# 3 Mile Bridge Spades



## Pops (May 30, 2010)

Got there about noon saw lots of small spade at end of bridge hooked up 5 huge spades right on the surface 4 took me under and broke my 12lb test landed one about 3.5lbs


----------



## todd in the bay (Oct 3, 2007)

And how 'bout that 20 minute down pour!!? We saw this yaker beetin cheeks to get in. We paused to refresh.. then...

We got some trout and a Spanish fer deener...


----------



## Pops (May 30, 2010)

Nice We got out of there before the downpoor luckly I see the spanish are in though might need to go catch a few


----------



## ScullsMcNasty (Oct 4, 2007)

if you dont mind me asking... what bait were you using for them and what kind of set up?? thanks in advance


----------



## Rammer Jammer (Oct 1, 2007)

Are spade fish good to eat? I caught two really good ones on Saturday and wasn't sure if they were good eatin or not. Seems like I heard they were - all white meat - but wasn't sure. 
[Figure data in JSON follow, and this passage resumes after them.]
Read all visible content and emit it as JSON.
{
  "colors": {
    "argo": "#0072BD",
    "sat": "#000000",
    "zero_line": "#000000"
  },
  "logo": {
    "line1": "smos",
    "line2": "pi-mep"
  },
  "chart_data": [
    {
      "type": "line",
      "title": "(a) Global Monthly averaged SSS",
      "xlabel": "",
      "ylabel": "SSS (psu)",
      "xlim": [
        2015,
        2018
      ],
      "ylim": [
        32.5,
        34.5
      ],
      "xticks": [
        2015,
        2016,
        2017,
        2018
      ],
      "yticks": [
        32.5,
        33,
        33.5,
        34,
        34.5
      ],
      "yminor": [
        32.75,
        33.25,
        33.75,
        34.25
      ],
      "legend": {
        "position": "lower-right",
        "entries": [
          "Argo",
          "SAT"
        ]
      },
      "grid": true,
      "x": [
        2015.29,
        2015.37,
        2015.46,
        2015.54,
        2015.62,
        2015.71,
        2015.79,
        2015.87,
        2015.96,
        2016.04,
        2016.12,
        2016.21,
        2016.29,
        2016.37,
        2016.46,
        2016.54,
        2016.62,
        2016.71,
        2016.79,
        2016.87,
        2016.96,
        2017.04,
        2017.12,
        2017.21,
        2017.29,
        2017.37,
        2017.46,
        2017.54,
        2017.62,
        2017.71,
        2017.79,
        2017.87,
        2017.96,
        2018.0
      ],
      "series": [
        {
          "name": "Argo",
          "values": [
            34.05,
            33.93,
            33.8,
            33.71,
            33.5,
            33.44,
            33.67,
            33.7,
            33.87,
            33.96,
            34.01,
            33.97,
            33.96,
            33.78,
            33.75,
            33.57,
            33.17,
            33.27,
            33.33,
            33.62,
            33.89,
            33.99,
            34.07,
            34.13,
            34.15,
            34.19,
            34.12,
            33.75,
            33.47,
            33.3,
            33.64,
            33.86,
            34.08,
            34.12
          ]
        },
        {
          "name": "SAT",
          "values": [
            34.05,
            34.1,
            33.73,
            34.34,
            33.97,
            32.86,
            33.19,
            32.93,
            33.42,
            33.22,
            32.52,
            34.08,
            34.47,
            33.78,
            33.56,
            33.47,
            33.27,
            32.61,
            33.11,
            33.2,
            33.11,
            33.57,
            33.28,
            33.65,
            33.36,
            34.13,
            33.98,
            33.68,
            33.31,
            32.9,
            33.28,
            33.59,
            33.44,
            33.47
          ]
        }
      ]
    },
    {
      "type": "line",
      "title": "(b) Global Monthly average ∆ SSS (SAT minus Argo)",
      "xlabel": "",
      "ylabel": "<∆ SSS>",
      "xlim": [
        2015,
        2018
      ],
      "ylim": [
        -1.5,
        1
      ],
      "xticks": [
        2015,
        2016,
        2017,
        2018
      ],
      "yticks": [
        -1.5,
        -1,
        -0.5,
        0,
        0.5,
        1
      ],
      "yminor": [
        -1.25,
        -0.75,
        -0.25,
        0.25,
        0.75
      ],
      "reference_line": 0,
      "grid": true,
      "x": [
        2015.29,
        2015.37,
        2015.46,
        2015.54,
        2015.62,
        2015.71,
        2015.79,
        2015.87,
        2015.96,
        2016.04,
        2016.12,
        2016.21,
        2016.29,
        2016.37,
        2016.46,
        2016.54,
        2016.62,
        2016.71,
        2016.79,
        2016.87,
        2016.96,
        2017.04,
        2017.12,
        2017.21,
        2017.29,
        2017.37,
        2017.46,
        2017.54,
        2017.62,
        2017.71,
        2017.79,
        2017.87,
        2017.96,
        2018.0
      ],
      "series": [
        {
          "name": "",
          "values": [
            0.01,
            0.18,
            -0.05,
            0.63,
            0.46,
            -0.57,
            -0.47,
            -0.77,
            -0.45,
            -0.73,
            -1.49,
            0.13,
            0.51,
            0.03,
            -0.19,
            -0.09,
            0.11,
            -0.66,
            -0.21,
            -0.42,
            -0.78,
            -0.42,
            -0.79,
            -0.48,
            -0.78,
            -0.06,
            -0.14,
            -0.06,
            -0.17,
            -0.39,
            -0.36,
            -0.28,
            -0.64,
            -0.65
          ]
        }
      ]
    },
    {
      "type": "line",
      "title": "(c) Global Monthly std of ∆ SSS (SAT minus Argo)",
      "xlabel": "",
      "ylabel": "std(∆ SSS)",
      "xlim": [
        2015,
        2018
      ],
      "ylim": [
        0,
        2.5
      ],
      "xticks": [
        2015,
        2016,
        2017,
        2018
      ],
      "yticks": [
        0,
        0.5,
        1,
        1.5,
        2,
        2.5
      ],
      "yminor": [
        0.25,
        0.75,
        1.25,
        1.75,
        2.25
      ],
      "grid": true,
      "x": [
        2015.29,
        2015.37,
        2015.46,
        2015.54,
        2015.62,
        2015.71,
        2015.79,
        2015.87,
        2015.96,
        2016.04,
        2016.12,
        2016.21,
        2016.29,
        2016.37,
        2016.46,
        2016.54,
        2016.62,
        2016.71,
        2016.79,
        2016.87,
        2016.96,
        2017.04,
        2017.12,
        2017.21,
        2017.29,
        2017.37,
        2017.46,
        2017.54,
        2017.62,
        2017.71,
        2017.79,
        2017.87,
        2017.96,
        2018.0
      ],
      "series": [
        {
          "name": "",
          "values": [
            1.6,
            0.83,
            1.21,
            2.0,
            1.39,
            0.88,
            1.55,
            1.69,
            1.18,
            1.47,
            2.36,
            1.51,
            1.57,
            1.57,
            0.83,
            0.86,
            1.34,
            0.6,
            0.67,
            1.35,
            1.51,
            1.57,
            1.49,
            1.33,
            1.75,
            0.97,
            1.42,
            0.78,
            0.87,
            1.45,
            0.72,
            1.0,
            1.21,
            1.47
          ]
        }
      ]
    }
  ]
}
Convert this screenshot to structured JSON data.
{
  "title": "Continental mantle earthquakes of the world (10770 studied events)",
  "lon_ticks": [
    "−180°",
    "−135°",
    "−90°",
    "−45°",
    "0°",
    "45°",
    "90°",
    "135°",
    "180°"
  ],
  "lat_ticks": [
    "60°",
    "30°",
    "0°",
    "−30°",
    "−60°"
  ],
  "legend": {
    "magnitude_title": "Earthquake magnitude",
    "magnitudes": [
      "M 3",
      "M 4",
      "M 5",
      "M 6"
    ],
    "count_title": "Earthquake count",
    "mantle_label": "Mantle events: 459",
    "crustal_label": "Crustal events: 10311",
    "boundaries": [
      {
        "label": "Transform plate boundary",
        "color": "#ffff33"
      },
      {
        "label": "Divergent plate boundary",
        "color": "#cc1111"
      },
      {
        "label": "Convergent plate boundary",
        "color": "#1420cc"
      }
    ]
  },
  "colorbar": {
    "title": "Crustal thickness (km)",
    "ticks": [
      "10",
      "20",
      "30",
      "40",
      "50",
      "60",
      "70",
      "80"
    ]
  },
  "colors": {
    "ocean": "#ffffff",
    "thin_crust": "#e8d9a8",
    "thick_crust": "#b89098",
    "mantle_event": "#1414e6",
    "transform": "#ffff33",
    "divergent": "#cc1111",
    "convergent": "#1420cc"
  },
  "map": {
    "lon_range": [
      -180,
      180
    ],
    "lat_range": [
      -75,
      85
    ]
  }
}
Skulls - I caught these on frozen shrimp. One right after the other and that was it - guess they were passing through.


----------



## Pier Fisher12 (May 30, 2010)

Yes the are very good to eat in my opinion.


----------



## Pops (May 30, 2010)

I was using fresh shrimp I picked up from joe patties and I had a 1/4oz weight tied about 1ft abovea 1/0 plan shank hook(i didn't needthe weightcause they were on surface) and just watching them pick on my bait then when they ran off with it the fight was on they all ran under the bridge though so keep your drag tight so they don't cut you off.

A rammer jammer yes they are very great eats


----------



## Get Reel (May 29, 2010)

Nice! I've had very little luck off the new fishing pier: only catching some white trout which we just use for our pinfish trap in Alabama.


----------